Au milieu du 17° siècle, le roi de France qui était donc en affirmation d‘autorité sur ses sujets en vint même à leur faire une offre de services finalement aux accents très marxiste. Il proposait des réponses en phase avec l’origine sociale de la famille. Aux galères les enfants de la plèbe, aux colonies les fils de » bourgeois et au couvent ou à la bastille les fils de nobles !
Il a fallu attendre 1958 – et le retour de Charles de Gaulle au pouvoir dans un autre moment clé de l’histoire de France - pour que l’on passe de la puissance paternelle et au droit de correction qui en découlait à l’autorité parentale qui, non seulement associe les deux parents, mais finalise cette autorité : elle n’est confiée au parent ou tuteur que pour veiller sur la santé, la bonne hygiène, la sécurité et éducation à l’enfant. Le rapport parents-enfant ne définit plus à travers un pouvoir des uns sur l’autre. Surtout, devenue fonction sociale l’autorité parentale plus que jamais relève du contrôle sociétal.
Certes les parents se voient reconnaitre un pouvoir de coercition sur leur enfant, non pas parce qu’ils sont propriétaire de leur enfant – l’enfant personne n’appartient à personne sinon à lui-même ! -, mais pour etre au service de l’objectif de protection et d’éducation qui leur est assigné.
Les violences légères comme la fessée et la gifle sont alors tolérées par la loi de la part des parents – et d’eux seuls, pas des enseignants ou des travailleurs sociaux - dès lors qu’il n’en résulte pas de trace.
On s’interroge même aujourd’hui dans la foulée du Conseil de l’Europe s’il ne faudrait pas abolir carrément les châtiments corporels survivance d’un temps passé.
Les résistances sont évidentes chez ceux qui pensent qu’il ne peut pas y avoir autorité sans violence.
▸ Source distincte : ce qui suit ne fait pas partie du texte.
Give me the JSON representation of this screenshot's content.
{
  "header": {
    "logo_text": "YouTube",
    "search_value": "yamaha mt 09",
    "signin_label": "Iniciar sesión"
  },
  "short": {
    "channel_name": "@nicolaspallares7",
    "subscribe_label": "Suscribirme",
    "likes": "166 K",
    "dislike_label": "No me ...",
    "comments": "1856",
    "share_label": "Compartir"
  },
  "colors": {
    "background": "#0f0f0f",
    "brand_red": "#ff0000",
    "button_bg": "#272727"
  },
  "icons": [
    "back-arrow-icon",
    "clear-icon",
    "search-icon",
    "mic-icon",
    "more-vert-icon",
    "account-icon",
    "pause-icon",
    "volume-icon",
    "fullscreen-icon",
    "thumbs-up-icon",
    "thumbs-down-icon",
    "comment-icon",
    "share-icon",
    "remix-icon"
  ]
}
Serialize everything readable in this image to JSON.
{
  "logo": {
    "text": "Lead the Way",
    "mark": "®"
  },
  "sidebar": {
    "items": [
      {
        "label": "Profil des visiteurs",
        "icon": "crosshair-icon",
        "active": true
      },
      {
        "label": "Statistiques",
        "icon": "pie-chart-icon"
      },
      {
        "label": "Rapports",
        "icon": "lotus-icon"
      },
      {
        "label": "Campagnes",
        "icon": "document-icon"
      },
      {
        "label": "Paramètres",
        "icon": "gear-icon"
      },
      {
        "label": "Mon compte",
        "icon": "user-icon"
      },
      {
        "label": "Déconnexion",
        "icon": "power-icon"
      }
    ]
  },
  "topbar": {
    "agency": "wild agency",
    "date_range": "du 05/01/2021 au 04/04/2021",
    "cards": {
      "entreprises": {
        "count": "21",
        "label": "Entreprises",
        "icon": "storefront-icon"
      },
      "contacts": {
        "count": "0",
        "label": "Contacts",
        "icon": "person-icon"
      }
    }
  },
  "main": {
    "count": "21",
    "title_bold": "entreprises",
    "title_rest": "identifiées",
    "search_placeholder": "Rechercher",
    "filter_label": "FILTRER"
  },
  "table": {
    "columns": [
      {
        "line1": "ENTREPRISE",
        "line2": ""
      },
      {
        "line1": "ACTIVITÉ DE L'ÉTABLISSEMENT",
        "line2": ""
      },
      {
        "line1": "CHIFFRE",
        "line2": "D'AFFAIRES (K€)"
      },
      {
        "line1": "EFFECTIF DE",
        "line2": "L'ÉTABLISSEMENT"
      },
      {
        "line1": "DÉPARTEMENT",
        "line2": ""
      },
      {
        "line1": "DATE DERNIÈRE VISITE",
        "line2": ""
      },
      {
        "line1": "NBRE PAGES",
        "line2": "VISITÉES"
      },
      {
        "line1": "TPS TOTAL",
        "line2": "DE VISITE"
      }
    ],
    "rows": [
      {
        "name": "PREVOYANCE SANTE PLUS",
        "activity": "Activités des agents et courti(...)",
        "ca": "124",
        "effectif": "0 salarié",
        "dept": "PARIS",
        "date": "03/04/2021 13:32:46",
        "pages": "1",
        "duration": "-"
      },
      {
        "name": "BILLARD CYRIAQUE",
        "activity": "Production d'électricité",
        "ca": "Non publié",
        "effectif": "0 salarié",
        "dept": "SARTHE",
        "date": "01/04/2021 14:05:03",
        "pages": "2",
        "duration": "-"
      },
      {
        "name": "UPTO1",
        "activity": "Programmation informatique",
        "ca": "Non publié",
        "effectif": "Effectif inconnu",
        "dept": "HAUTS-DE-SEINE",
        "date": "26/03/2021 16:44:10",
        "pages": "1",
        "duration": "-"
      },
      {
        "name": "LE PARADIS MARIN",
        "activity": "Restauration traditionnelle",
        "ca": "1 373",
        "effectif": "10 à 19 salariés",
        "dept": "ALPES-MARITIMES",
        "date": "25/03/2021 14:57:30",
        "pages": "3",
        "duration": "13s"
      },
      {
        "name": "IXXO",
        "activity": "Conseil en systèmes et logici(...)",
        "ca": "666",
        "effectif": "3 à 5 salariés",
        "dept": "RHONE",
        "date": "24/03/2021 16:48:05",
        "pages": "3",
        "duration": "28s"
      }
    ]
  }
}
Ce ne sont pas seulement certains des Maliens de France ou des Haïtiens qui développent ce discours liant autorité et violence, mais des «bourgeois » bien de chez nous.
En adoptant en 1990 les termes de la convention internationale des droits de l’enfant le gouvernement de l’époque, sous la présidence de François Mitterrand, s’est demandé s’il ne fallait pas passer dans notre droit du concept d’autorité parentale à celui de responsabilité parentale avec le souci, plus que jamais, d’affirmer que la fonction parentale était moins un pouvoir sur le corps ou l’âme de l’enfant qu’un engagement dont d’ailleurs on devait rendre des comptes.
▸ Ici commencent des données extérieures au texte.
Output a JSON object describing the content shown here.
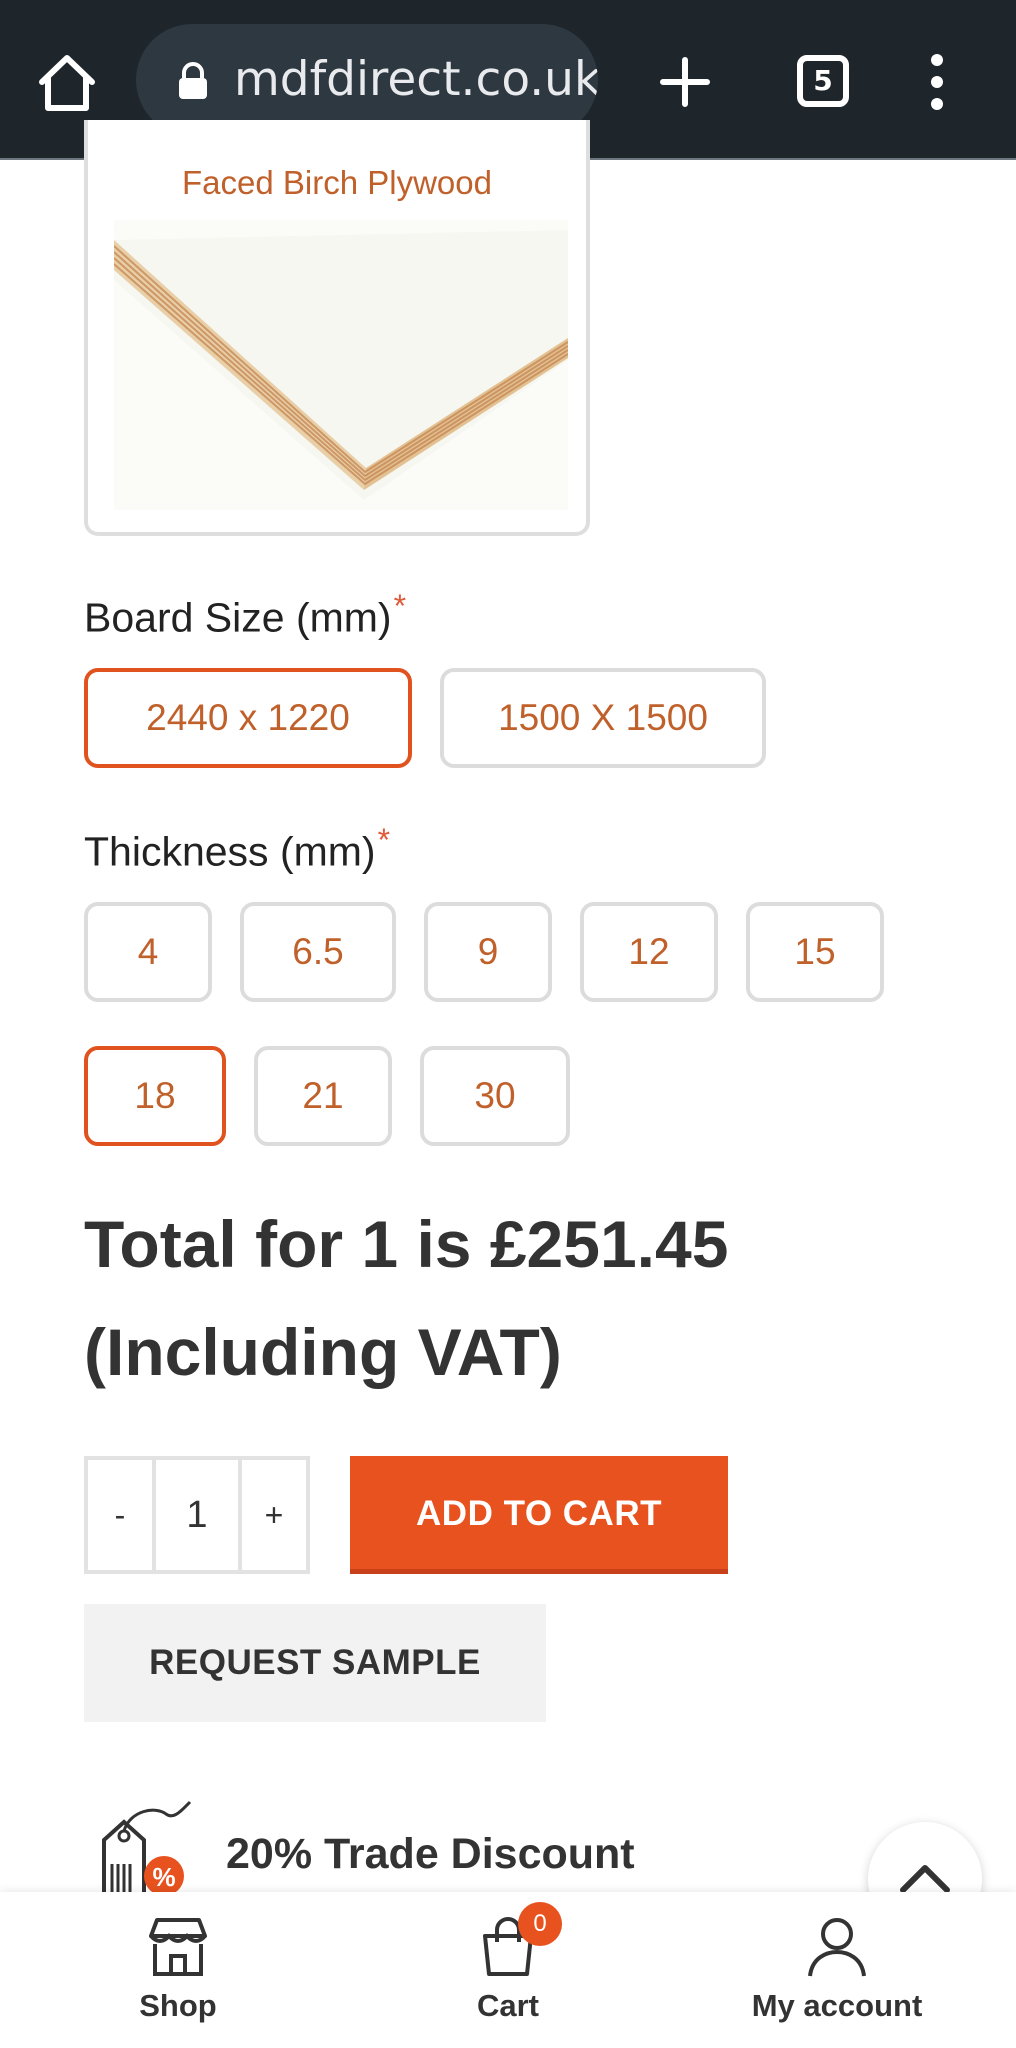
{
  "browser": {
    "url": "mdfdirect.co.uk",
    "tab_count": "5"
  },
  "product": {
    "image_caption": "Faced Birch Plywood"
  },
  "board_size": {
    "label": "Board Size (mm)",
    "required_mark": "*",
    "options": [
      "2440 x 1220",
      "1500 X 1500"
    ],
    "selected": "2440 x 1220"
  },
  "thickness": {
    "label": "Thickness (mm)",
    "required_mark": "*",
    "options": [
      "4",
      "6.5",
      "9",
      "12",
      "15",
      "18",
      "21",
      "30"
    ],
    "selected": "18"
  },
  "total": {
    "line1": "Total for 1 is £251.45",
    "line2": "(Including VAT)"
  },
  "quantity": {
    "minus": "-",
    "value": "1",
    "plus": "+"
  },
  "buttons": {
    "add_to_cart": "ADD TO CART",
    "request_sample": "REQUEST SAMPLE"
  },
  "promo": {
    "text": "20% Trade Discount"
  },
  "bottom_nav": {
    "shop": "Shop",
    "cart": "Cart",
    "cart_count": "0",
    "account": "My account"
  },
  "colors": {
    "accent": "#e8521f",
    "option_text": "#c0602a",
    "toolbar": "#1e252b"
  }
}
On y renonça car il répugnait à un gouvernement de Gauche de laisser penser que les parents ne disposeraient plus explicitement plus de l’autorité même s‘il allait de soi qu’on ne peut pas avoir de responsabilité sans les pouvoirs liés à leur exercice.
Identifier publiquement qui doit faire quoi pour l’enfant ?
En tout cas, plus que jamais dans la famille comme dans l’ensemble du champ social la première des questions est bien celle d’identifier qui a vocation à exercer de l’autorité. Il s’agit déjà de le dire dans les lois applicables, loi de la République ou loi familiale, ce qui n’est pas aussi évident qu’il y parait.
Observons les difficultés sur l’ensemble de l’échiquier politique depuis 15 ans de gérer la question de l’autorité au sein de la famille recomposée. Qui exerce l’autorité parentale entre les parents biologiques et les beaux parents. Le vide actuel permet à nombre d’enfants et d’adolescent de dire à leur beau père ou à la belle – mère « Qui tu es toi pour me commander ? ». La peur est réelle en instituant les beaux pères de désinvestir les pères a lors même que père et beau-père ne sont pas dans le même registre.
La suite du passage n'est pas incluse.